After what felt like hundreds of brutal beatings, I finally lost hope in ever being able to put all the pieces back in the right places. I was a mess, a jigsaw puzzle of human emotions, and there was nothing anyone could do to save me now. Anger and hatred for the scum of the earth, the bottom of the barrel, that I called my father, had built up so strongly inside of me that there was only one thing left to do.

One night when I got home from school, I found my father in his usual place: the meth stained chair that covered the meth stained carpet that my mother use to scrub. He watched the half-broken T.V., dirty snow falling over half of the screen, perhaps a foreshadowing of what lay ahead for him.

I stared at him from the open doorway, my eyes filled with abhorrence for this poor excuse of a man. He just looked at me nonchalantly and grunted.

"The choice is yours, daddy." I whispered. "I want to play a game. Would you like to play a game?"

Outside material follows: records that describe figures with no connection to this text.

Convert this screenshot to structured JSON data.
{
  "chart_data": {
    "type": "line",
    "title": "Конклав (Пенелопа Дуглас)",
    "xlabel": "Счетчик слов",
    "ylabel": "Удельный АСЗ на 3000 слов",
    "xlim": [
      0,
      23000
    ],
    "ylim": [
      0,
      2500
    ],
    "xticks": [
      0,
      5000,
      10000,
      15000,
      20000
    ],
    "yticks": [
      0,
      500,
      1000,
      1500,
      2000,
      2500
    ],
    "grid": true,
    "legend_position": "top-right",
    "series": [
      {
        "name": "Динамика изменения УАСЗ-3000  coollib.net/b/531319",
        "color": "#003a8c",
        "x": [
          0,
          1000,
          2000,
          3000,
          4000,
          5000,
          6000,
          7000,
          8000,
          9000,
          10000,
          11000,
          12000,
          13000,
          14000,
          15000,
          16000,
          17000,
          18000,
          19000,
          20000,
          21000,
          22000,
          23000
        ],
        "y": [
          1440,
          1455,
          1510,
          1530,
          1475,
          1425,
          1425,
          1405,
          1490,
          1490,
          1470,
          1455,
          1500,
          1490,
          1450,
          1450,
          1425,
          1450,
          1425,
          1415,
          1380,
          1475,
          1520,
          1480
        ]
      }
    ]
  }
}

He glanced at me, confusion etching his face. He grunted again and turned back to the T.V..

I took a step closer. "I SAID," I screamed, "I want to play a game. WOULD YOU LIKE TO PLAY A GAME!?"

"Go away, you little sh..." were the last words out of his mouth.

Honestly speaking, regardless of his answer, the outcome would have been the same. After hours of hard work, an extremely sharp knife, and a lot of willpower, Daddy had lain in hundreds of tiny pieces on the floor. A human version of Humpty-Dumpty with no one around able, or willing, to put him back together again.